A cidadania é um conceito múltiplo e diverso que se consubstancia em diferentes formas institucionais de consagração e de legitimidade. Existem Estados, como a Bolívia e o Equador, como tão bem analisou Boaventura de Sousa Santos, que consagraram nas suas constituições o princípio da multinacionalidade e da plurietnicidade, permitindo a confluência de várias formas de definição de direitos e deveres. O importante é o reconhecimento da diversidade do mundo que não conduza a exclusões a processos de exploração e dominação.

Quando foi a primeira vez na sua vida que sentiu que estava a ser um cidadão?

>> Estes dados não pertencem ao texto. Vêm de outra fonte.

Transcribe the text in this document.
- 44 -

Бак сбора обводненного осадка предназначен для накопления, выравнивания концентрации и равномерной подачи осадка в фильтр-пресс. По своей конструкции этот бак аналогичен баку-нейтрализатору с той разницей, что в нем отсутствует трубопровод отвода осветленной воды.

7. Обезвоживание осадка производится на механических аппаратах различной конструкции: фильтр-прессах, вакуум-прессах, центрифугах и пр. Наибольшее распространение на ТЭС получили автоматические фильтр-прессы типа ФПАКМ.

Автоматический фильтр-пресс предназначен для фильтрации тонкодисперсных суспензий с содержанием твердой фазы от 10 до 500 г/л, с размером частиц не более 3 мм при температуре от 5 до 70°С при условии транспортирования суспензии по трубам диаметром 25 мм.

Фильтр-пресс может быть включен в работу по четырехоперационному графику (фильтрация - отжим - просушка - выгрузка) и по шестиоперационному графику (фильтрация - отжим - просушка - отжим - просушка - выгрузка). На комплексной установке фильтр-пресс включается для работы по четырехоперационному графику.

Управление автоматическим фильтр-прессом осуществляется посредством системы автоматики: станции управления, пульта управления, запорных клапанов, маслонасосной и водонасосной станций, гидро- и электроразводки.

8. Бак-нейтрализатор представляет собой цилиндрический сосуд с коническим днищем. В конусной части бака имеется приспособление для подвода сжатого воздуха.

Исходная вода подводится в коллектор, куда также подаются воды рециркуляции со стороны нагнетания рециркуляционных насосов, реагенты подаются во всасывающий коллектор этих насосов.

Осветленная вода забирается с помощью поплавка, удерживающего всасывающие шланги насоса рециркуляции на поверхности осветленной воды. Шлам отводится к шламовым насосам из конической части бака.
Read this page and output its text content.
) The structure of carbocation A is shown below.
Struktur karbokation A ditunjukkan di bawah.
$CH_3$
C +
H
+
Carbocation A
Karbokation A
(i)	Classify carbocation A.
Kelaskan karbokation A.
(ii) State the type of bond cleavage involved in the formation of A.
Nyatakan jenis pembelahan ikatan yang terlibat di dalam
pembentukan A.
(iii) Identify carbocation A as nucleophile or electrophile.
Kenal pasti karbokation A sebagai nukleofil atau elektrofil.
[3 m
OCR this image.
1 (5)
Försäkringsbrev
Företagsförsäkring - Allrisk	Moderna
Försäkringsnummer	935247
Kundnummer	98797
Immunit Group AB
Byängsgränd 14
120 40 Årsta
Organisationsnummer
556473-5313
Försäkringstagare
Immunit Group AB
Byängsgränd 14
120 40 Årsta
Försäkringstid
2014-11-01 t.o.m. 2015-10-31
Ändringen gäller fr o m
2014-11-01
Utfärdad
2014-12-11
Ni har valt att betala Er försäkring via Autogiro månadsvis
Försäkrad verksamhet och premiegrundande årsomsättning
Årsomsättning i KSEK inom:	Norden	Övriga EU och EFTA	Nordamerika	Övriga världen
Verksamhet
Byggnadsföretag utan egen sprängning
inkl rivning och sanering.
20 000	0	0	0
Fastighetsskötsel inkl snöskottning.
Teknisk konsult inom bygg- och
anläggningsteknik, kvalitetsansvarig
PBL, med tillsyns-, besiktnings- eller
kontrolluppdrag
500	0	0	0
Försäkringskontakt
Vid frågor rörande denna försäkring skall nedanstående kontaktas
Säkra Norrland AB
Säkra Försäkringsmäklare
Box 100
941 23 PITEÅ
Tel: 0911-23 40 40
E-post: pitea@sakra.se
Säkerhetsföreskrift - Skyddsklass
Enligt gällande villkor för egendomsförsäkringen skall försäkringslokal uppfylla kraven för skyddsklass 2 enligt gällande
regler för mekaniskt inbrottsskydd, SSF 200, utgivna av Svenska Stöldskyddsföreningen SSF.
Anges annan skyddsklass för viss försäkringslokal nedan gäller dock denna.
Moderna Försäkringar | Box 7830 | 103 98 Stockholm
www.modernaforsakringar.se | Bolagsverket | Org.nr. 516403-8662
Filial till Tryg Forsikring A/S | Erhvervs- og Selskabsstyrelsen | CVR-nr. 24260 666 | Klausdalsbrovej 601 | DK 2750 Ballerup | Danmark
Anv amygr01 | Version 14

Senti que estava a ser um cidadão quando da ocorrência do sismo de 1980 na minha ilha de origem, a ilha Terceira na Região Autónoma dos Açores. Embora só com 17 anos de idade, perante a destruição de uma parte da ilha, perante a morte e o sofrimento, senti não só o imperativo da solidariedade e da entreajuda, mas também a noção clara da existência de valores mais vastos, que obrigavam a suspender a frequência do ensino secundário durante meses a fio, o adiamento possível do sonho de entrar no ensino superior e a ideia de, mais do que direitos e deveres, o importante era ser, estar e sobreviver, assumindo logo, com os/as colegas e os familiares, a dimensão política de qualquer desastre ou catástrofe.